Adam Posen, president of the Peterson Institute for International Economics, said there were unpleasant questions, especially in Europe, about what the conflict would mean for inflation – and whether it was a prospect of stagflation in which economic growth slows and prices rise rapidly.

But overall, he said, “the damage is likely to be small.”

This does not mean that there will be no severe pain spots. Mr Posen noted that a handful of banks in Europe could be affected by their exposure to Russia’s financial system and that Eastern European companies could lose access to money in the country.

Thousands of people fleeing Ukraine are also moving to neighboring countries such as Poland, Moldova and Romania, which could increase their spending.

Turkey’s economy, which is already struggling, is likely to suffer a blow. Oxford Economics lowered its forecast for Turkey’s annual growth by 0.4 percentage points to 2.1 percent due to rising energy prices, financial market disruptions and declining tourism.

In 2021, 19% of its visitors come from Russia and 8.3% from Ukraine. Inflation, which has peaked at nearly 50 percent in two decades, is now estimated at 60 percent, Oxford said.

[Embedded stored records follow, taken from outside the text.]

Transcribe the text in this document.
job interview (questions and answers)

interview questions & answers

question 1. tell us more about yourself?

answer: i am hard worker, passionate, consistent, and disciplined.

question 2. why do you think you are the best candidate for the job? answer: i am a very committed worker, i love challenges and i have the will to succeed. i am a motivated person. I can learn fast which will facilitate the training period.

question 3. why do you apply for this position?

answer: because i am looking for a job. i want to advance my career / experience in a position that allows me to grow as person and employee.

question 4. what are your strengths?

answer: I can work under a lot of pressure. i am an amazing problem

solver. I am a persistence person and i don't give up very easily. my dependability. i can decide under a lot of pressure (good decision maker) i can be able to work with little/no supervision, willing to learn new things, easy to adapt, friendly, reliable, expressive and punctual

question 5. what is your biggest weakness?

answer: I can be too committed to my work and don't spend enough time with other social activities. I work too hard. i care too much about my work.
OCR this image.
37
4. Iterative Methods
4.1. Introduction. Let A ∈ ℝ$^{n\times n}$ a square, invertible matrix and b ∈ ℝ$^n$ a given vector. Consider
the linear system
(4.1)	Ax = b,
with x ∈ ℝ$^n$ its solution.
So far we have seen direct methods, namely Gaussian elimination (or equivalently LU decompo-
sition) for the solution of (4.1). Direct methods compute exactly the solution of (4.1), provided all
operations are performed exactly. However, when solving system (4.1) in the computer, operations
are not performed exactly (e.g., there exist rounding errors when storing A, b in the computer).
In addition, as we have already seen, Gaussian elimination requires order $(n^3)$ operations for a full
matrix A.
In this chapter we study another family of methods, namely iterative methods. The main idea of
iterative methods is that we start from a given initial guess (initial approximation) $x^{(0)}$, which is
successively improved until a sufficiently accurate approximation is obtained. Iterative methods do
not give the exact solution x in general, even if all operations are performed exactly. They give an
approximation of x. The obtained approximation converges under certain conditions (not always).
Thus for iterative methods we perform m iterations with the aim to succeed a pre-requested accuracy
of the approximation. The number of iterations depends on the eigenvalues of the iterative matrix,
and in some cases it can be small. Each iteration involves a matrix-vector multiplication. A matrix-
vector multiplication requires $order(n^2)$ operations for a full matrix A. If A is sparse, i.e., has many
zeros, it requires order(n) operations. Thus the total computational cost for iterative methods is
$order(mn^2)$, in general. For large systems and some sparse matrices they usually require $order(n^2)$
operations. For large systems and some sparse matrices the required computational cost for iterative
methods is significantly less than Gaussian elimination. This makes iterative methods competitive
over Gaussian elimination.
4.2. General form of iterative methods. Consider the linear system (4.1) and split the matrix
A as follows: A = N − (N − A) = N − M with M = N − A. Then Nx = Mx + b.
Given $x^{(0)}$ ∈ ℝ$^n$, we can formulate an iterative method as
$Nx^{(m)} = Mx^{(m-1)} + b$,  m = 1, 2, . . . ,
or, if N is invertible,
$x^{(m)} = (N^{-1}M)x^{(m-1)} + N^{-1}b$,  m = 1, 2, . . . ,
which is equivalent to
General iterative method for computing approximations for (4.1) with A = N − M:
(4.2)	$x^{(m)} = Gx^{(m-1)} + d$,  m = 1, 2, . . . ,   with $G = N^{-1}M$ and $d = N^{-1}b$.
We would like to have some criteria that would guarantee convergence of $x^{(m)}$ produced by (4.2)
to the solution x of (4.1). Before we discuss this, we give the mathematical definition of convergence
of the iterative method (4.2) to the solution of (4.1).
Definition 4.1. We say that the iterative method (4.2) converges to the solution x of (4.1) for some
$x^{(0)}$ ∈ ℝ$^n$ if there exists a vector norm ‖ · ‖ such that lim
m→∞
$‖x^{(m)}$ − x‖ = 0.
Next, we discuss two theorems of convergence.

In the United States, the chairman of the Biden Board of Economic Advisers, Cecilia Rose, said the biggest impact on the US economy since the war has been rising gas prices. “It definitely darkened the outlook,” she told a forum in Washington.

Gasoline prices are about a dollar higher than a year ago, with a national average of $ 3.61 a gallon, according to the AAA.

Rising energy prices are hard on consumers, although they are good for producers – and the US economy has both.

Other oil-producing countries will also see revenue growth. And for Iran, which has been cut off from the global economy for years, demand for oil from other sources could help smooth talks to lift sanctions.

In the long run, the current conflict is likely to have an impact on the future budgetary decisions of several countries. German Chancellor Olaf Scholz has announced that he will increase military spending to 2 percent of his economic output.

“Defense spending has been steadily declining in the world since World War II,” Jim Reed, managing director of Deutsche Bank, said in a note Monday. Now, with this change in “geopolitical tectonic plates,” he said, priorities are changing and “those levels are likely to rise.”

In Russia, the central bank and government have taken a series of actions, including doubling key interest rates to 20 percent to boost the ruble’s attractiveness, banning people from transferring money abroad and closing the stock market to contain damage and reduce panic.

“What is happening right now is that we are looking at the breakdown of one of the largest economies on the planet,” said Karl Weinberg, chief economist at High Frequency Economics. “And from what I know about tactics, it’s a dangerous tactic.”

Peter C. Goodman and Jeanne Smialek contributed to the reporting.